Um dos principais pensadores das relações internacionais defende os programas de espionagem e diz que, na era do terrorismo, um Estado tem de saber antes o que acontece
Rodrigo Turrer
Joseph S. Nye é reverenciado dos dois lados do espectro político americano. Professor de relações internacionais em Harvard e conselheiro para assuntos de segurança no governo Bill Clinton, Nye ficou famoso ao criar o conceito de "soft power" - o poder de influenciar pela inspiração. Em seu novo livro, Presidential leadership and the création of the American era (Liderança presidencial e a criação da era americana), Nye divide os presidentes americanos em transitórios e transformacionais. "Ser um presidente transitório não coloca seu rosto no dólar nem lhe garante uma estátua em Washington, mas pode ser mais importante que mudar para pior", afirma Nye nesta entrevista a ÉPOCA.

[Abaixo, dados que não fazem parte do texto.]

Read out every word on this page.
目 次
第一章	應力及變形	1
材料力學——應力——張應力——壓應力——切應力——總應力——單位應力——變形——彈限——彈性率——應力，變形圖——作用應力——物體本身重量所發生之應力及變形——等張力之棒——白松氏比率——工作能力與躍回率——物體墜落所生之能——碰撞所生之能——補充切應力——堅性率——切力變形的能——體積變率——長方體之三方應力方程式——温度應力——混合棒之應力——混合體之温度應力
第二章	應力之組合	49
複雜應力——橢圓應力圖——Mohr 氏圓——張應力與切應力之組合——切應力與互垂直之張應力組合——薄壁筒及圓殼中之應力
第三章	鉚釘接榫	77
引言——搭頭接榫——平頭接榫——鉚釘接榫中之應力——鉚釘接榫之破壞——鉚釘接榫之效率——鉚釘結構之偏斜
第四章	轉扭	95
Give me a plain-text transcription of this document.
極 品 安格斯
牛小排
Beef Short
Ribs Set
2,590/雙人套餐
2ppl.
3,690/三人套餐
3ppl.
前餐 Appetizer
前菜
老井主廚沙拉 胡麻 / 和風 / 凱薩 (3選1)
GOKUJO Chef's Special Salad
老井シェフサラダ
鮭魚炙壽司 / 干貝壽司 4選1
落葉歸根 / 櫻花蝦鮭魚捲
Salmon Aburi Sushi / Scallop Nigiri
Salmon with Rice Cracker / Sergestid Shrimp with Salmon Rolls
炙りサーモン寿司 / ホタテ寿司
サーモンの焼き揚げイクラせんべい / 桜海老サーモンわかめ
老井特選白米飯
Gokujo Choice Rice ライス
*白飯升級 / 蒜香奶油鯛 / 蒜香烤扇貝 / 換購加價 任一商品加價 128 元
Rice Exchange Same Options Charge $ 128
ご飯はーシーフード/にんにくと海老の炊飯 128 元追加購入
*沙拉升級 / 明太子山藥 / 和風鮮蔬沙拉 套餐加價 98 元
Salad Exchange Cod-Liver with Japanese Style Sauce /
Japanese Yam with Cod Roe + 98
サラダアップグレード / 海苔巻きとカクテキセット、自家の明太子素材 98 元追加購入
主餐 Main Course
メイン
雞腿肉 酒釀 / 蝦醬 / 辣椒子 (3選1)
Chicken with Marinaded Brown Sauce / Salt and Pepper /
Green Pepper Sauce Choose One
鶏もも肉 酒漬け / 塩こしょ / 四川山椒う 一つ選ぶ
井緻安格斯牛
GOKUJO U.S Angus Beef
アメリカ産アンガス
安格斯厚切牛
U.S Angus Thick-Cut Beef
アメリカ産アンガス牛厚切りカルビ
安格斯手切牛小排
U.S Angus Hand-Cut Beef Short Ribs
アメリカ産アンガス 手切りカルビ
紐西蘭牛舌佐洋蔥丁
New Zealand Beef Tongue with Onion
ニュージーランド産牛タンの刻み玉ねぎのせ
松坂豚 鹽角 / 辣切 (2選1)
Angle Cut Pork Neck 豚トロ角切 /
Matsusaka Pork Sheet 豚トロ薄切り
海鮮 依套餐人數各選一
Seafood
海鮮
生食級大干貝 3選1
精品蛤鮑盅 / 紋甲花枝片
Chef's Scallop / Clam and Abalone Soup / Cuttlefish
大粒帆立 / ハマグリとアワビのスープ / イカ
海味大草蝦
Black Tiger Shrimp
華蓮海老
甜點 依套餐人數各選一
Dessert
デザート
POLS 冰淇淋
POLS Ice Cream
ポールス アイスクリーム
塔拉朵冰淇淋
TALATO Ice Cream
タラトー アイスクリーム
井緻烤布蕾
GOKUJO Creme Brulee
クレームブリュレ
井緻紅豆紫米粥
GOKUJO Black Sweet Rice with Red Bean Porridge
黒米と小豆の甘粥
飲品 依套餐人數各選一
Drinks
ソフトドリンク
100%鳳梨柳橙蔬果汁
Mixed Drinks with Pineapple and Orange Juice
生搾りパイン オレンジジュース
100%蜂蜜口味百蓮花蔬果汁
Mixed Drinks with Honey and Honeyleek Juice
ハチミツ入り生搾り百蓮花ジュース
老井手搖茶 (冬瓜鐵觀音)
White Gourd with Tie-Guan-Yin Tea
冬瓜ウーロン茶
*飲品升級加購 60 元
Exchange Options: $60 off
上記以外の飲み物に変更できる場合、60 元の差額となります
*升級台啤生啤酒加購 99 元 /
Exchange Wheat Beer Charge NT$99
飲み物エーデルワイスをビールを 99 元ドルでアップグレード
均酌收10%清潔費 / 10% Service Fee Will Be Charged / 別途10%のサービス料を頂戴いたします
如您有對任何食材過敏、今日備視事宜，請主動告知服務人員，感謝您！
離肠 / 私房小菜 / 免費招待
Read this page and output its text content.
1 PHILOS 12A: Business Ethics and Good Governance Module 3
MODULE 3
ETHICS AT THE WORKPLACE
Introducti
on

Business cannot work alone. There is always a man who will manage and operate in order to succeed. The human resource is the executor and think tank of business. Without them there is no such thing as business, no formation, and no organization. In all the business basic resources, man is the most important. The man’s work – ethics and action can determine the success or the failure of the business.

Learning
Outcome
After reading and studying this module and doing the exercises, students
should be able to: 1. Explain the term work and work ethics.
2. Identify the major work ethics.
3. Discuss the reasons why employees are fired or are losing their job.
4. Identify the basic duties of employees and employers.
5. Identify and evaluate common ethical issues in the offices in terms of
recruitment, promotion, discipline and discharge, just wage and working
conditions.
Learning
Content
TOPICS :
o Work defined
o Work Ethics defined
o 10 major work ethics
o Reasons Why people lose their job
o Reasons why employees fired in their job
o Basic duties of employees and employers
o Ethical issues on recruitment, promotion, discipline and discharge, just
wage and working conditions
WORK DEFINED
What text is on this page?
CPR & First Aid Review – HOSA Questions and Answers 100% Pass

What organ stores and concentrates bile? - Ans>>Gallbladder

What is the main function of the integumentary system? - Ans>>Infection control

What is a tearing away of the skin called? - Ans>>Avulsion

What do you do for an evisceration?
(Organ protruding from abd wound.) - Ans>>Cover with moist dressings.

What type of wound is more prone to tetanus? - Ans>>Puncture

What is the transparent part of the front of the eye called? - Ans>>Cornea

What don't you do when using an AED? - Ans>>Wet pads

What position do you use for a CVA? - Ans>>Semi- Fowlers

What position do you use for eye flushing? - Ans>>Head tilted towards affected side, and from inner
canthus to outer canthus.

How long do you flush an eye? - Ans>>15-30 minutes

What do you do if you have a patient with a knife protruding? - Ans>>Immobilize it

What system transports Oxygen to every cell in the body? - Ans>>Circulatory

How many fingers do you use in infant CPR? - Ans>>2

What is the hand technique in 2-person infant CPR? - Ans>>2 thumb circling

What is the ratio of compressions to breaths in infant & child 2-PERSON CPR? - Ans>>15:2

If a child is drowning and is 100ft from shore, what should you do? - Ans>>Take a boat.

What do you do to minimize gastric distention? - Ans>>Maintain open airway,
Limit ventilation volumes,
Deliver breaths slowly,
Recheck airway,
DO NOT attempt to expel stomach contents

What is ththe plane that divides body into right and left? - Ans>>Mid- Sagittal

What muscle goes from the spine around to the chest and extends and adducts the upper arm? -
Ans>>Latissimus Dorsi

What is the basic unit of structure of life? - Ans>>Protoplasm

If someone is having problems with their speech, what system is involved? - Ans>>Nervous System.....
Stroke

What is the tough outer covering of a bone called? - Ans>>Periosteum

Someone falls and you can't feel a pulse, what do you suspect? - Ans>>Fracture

ÉPOCA - Em seu novo livro, o senhor diz que existem presidentes transitórios e presidentes transformacionais. Como explica esses conceitos?
Joseph S. Nye - Presidentes transformacionais são aqueles que tentam e conseguem fazer grandes mudanças. Presidentes transitórios buscam estabilidade, tentam manter o trem nos trilhos. O senso comum diz que os presidentes mais importantes são aqueles que conseguem fazer as grandes mudanças. Mostro no livro que isso não é necessariamente verdade. Olhando para os presidentes americanos no século XX, um transformacional não é necessariamente melhor que um transitório. Presidentes transformacionais, como Franklin Delano Roosevelt (1933-1945), marcaram a história, mas presidentes transitórios, como George H.W. Bush, também. Ser um presidente transitório não coloca seu rosto no dólar nem lhe garante uma estátua em Washington, mas pode ser mais importante que mudar para pior.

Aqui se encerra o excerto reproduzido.